Some Nebraska couples may resist the idea of a prenuptial agreement. People may be concerned it will upset their families, or they may not want to share private financial information about debt and bankruptcy. They might even think a prenup could increase the chances they will get a divorce. However, many experts believe that prenups can offer important protection in particular to people with blended families, in second marriages or in ownership of a business.
In all of these situations, a person may come into the marriage with significant assets. A prenup may protect them if the marriage ends in divorce. Business owners might be concerned about losing a company to an ex-spouse in a divorce, and a prenup could protect against that as well. If one person has a tendency to spend more than the other, the prenup can specify that neither person is responsible for the other’s debts. If the couple has pets, the prenup may say who gets them in a divorce.
In a marriage where there is an income disparity, alimony may become an issue in divorce. The prenup can address this as well. This may be particularly important for people who left the workforce in order to raise children.
For a prenup to be valid, both people should consult an attorney. Both must also disclose all financial assets.

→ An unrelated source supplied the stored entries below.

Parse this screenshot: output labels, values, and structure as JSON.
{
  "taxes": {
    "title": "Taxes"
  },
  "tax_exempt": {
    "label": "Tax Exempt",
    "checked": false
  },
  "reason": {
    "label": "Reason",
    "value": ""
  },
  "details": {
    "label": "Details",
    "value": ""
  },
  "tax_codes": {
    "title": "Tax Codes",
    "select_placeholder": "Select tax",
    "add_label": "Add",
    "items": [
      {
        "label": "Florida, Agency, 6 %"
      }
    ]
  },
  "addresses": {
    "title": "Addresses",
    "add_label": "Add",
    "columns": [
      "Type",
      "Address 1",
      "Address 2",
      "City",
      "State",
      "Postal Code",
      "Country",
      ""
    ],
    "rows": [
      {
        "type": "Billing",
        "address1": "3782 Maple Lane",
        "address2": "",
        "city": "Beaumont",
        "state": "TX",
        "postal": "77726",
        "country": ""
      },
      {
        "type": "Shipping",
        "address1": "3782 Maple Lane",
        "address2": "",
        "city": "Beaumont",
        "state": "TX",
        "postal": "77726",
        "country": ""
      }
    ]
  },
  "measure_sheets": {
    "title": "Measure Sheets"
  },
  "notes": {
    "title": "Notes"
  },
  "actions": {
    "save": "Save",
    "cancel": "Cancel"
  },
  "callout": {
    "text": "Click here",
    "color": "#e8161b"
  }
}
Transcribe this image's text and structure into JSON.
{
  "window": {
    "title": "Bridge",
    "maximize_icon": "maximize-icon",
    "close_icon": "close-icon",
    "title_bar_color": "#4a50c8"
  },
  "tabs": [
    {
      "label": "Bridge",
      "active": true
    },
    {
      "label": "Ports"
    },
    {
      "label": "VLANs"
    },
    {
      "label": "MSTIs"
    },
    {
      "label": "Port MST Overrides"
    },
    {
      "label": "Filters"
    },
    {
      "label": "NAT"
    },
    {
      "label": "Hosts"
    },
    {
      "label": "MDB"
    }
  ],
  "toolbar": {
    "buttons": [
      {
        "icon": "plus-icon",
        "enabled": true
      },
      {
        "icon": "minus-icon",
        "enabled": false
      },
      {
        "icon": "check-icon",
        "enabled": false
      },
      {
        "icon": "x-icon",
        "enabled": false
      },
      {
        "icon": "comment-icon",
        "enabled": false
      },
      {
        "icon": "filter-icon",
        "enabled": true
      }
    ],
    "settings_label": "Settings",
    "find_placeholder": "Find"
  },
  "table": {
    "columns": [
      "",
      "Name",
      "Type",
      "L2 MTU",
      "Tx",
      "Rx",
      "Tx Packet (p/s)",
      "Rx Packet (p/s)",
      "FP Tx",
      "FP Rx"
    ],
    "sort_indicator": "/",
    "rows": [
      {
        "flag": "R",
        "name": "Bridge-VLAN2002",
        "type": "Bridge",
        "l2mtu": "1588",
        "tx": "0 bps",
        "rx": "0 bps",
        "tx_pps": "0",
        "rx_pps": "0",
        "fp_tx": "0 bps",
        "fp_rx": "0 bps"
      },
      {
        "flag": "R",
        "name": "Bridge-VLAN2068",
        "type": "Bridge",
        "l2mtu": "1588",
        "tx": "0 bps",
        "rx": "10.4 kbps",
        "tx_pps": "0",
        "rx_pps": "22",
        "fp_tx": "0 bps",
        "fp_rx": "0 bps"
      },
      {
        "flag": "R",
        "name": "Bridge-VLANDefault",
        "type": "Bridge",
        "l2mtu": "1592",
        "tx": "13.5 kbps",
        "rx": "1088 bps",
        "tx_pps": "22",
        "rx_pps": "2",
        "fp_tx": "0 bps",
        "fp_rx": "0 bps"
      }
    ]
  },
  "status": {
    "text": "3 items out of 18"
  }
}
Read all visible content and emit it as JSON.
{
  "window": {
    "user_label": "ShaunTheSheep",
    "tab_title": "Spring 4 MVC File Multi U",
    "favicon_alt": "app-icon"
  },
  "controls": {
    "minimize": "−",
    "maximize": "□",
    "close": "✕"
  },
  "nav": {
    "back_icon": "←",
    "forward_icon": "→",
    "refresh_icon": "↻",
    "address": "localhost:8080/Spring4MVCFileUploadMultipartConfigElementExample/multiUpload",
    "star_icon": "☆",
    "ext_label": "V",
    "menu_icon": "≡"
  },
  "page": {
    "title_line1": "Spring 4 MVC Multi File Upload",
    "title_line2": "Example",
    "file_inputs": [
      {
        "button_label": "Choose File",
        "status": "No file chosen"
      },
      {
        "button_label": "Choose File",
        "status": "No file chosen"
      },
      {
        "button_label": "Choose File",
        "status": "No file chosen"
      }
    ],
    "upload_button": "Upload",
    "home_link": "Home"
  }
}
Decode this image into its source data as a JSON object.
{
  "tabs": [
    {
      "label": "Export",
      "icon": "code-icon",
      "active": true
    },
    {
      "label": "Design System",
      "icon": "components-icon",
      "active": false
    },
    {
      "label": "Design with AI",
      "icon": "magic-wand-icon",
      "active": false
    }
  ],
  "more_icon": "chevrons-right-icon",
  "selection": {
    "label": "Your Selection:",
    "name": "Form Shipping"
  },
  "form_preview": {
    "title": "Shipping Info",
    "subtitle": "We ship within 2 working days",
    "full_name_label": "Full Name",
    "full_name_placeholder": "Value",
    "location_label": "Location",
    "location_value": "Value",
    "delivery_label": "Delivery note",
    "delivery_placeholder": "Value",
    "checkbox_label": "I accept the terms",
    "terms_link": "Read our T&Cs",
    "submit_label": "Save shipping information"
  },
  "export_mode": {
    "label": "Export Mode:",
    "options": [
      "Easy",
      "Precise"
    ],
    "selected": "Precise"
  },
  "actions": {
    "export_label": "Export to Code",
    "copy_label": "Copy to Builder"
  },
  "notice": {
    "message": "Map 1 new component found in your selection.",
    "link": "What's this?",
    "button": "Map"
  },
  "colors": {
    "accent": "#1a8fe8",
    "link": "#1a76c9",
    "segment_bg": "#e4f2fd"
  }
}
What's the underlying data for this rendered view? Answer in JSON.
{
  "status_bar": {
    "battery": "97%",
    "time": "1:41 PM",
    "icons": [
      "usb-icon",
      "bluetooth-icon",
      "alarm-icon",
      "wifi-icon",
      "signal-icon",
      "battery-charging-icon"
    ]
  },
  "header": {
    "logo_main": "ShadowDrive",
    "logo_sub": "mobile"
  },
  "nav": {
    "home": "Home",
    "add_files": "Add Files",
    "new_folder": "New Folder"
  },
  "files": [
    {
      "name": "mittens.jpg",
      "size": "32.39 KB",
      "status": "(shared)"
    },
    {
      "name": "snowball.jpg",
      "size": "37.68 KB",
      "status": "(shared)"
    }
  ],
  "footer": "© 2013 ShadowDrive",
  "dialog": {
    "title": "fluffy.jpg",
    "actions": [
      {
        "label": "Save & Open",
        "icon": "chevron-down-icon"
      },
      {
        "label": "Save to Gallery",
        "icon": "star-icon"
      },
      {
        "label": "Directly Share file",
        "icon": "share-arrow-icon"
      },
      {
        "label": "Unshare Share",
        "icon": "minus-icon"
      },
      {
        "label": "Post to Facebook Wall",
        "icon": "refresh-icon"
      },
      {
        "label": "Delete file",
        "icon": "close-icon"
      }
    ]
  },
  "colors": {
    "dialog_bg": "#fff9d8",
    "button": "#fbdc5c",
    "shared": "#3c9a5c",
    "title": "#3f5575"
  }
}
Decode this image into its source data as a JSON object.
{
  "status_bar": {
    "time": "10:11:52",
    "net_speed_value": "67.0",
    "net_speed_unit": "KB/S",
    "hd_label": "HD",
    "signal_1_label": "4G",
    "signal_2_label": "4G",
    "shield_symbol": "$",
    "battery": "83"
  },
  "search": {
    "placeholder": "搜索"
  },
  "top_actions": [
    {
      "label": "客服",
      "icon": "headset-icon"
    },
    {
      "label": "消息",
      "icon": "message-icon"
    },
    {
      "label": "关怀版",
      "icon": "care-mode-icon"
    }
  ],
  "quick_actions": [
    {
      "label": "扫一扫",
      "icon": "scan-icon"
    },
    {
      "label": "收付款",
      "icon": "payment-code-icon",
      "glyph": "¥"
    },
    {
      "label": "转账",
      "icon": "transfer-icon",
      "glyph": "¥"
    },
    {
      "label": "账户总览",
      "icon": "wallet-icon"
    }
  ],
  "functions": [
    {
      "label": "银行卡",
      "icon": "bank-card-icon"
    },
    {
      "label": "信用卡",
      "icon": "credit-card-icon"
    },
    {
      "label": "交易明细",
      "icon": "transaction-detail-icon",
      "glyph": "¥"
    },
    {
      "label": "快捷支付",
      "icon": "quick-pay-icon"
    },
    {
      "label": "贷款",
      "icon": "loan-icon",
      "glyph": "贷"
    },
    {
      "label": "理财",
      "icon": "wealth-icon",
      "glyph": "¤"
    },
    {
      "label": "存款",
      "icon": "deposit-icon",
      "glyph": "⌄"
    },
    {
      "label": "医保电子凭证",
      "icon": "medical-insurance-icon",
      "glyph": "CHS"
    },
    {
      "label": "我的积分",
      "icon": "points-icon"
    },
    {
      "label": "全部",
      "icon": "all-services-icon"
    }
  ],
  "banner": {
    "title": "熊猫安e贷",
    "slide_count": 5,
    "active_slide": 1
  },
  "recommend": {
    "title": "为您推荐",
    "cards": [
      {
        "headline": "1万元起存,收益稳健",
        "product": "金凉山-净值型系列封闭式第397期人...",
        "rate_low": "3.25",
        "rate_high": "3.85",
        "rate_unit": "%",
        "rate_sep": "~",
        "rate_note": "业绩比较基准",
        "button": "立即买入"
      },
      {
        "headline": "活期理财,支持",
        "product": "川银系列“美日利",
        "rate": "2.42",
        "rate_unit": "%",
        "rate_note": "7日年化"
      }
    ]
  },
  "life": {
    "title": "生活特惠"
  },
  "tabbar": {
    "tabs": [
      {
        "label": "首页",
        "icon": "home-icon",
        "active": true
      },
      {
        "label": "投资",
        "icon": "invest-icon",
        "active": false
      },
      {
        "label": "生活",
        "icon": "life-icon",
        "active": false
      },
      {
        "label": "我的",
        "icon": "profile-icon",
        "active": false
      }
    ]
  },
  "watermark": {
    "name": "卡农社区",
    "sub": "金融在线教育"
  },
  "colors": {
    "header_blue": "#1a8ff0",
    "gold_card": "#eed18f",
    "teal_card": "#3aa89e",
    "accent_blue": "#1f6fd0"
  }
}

While the process of property division might proceed more smoothly if there is a prenup, a couple might also want to try to negotiate instead of going straight to litigation in a divorce. Litigation is an adversarial process, and both people may be unhappy with the final decision in court. Negotiation gives a couple the opportunity to create an agreement that suits their situation and preferences. For example, one person may want to keep the home while the other might want to keep a retirement account.